Lorsque débute la chanson d’Aretha Franklin, mes hôtes disent que c’est une belle chanson. C’est certain. Ce qui interpelle, à ce moment précis, c’est que pour eux, Américains, cette chanson fait partie de leur univers, de leur patrimoine commun et c’est ce qui fascine aux USA : un patrimoine relativement bref et tellement complexe, de musiques, de bandes-dessinées, de films ; Aretha Franklin, pour un Américain, c’est un peu comme la blanquette de veau pour un Français. C’est comme la langue, les paysages dedans ; c’est inhérent au pays, à la nation. Il est toujours délicat de parler de ces choses là, parce qu’on touche à des thèmes qui voisinent assez vite aux environs du nationalisme, de la génétique, de la simple bêtise humaine.
Mais c’est aussi ça, nos années de formation, et notamment à travers l’entertainment — puisque malheureusement on est là en musique, bande-dessinées et cinéma. Nous on lorgnait comme tout le monde, tout le temps, vers l’Amérique. Le rock c’était la révolution, l’adolescence, la jeunesse éternelle et l’ambroisie certes, c’était aussi briser tout ce « franco-français » qui était carcan et étouffait : l’église par exemple, les émissions moisies à la télévision (7 sur 7 qui suivait Maguy par exemple — un aperçu de l’horreur), Rollan-Garros et le Tour de France, et puis surtout la misère ; la misère du marcel, de la sueur, de l’accent — choses dont on ne pouvait imaginer qu’elles étaient au monde les mieux partagées.
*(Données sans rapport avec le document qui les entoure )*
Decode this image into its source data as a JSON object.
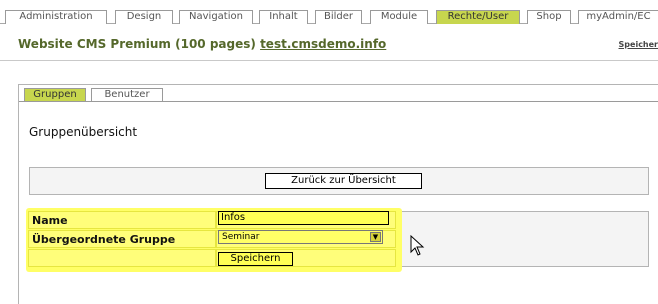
{
  "menu": {
    "tabs": [
      {
        "label": "Administration",
        "active": false
      },
      {
        "label": "Design",
        "active": false
      },
      {
        "label": "Navigation",
        "active": false
      },
      {
        "label": "Inhalt",
        "active": false
      },
      {
        "label": "Bilder",
        "active": false
      },
      {
        "label": "Module",
        "active": false
      },
      {
        "label": "Rechte/User",
        "active": true
      },
      {
        "label": "Shop",
        "active": false
      },
      {
        "label": "myAdmin/EC",
        "active": false
      }
    ]
  },
  "header": {
    "title_prefix": "Website CMS Premium (100 pages)",
    "domain": "test.cmsdemo.info",
    "save_link": "Speicher"
  },
  "subtabs": [
    {
      "label": "Gruppen",
      "active": true
    },
    {
      "label": "Benutzer",
      "active": false
    }
  ],
  "page": {
    "title": "Gruppenübersicht",
    "back_button": "Zurück zur Übersicht"
  },
  "form": {
    "name_label": "Name",
    "name_value": "Infos",
    "parent_label": "Übergeordnete Gruppe",
    "parent_value": "Seminar",
    "save_button": "Speichern"
  },
  "colors": {
    "accent_green": "#c7d64e",
    "title_green": "#55682b",
    "highlight_yellow": "#ffff66"
  },
  "icons": {
    "cursor": "mouse-pointer-icon",
    "dropdown": "chevron-down-icon"
  }
}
L’Amérique c’était beau (brillant et clinquant, même dans le sordide type Kurt Cobain), c’était grand et c’était cool. C’était l’Amérique : un pays qui s’arroge le nom d’un continent ! Alors on ne faisait pas bien la différence entre la musique britannique et la musique américaine (d’ailleurs ça ne nous choquait pas quand les Stones faisaient l’hymne aux USA dans Exile on Main Street — ni quand Mark Knopfler faisait croire qu’il venait de Nashville — aujourd’hui ce ne serait sans doute pas pareil).
Ceci pourrait au moins dire deux choses : que la France a raté sa jeunesse (et nous avec, peut-être) dans les années 70, 80, 90 (aujourd’hui je ne sais pas, mais de ce que j’en côtoie, c’est pire encore) ; que les USA ont réussi leur impérialisme culturel – mais c’est une tarte à la crème (aujourd’hui peut-être, les choses changent).
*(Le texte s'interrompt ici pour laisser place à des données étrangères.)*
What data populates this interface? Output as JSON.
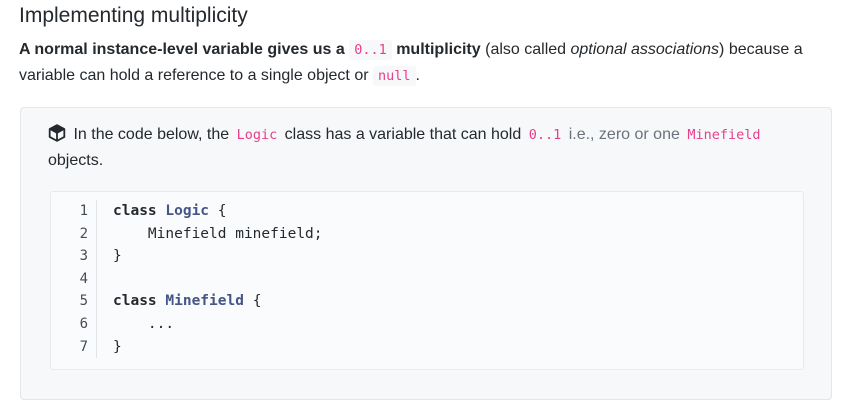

Ce que ça ne dit pas, ou pas encore, ou pas déjà : qu’en vérité, malgré nos oppositions, ou à travers elle, on voudrait aujourd’hui nous démontrer que nous sommes dans le même bateau ; que Barack Obama est notre héros commun ; que le 11 septembre nous a tous concernés, rassemblés, rapprochés ; les subtils journalistes du Monde avaient décrété que We are all Americans. Nous on l’était déjà avant, et sur les bases mêmes que les élites répudiaient : sex, drugs et rock’n’roll. je ne sais pas si c’était bien ou pas ; si c’était malin ou engagé ; c’était plutôt le monde des grands dont on voulait s’extraire ; celui-là même qui croit encore au choc des civilisations, tient les cordons de la bourse, et parle éternellement de croissance dans un monde fini.
Aujourd’hui l’ambroisie est une plante invasive (américaine) qu’il est d’utilité (de santé) publique d’éradiquer. Les dieux sont tombés de leur nuage, et le miel s’est renversé. Et notre jeunesse avec.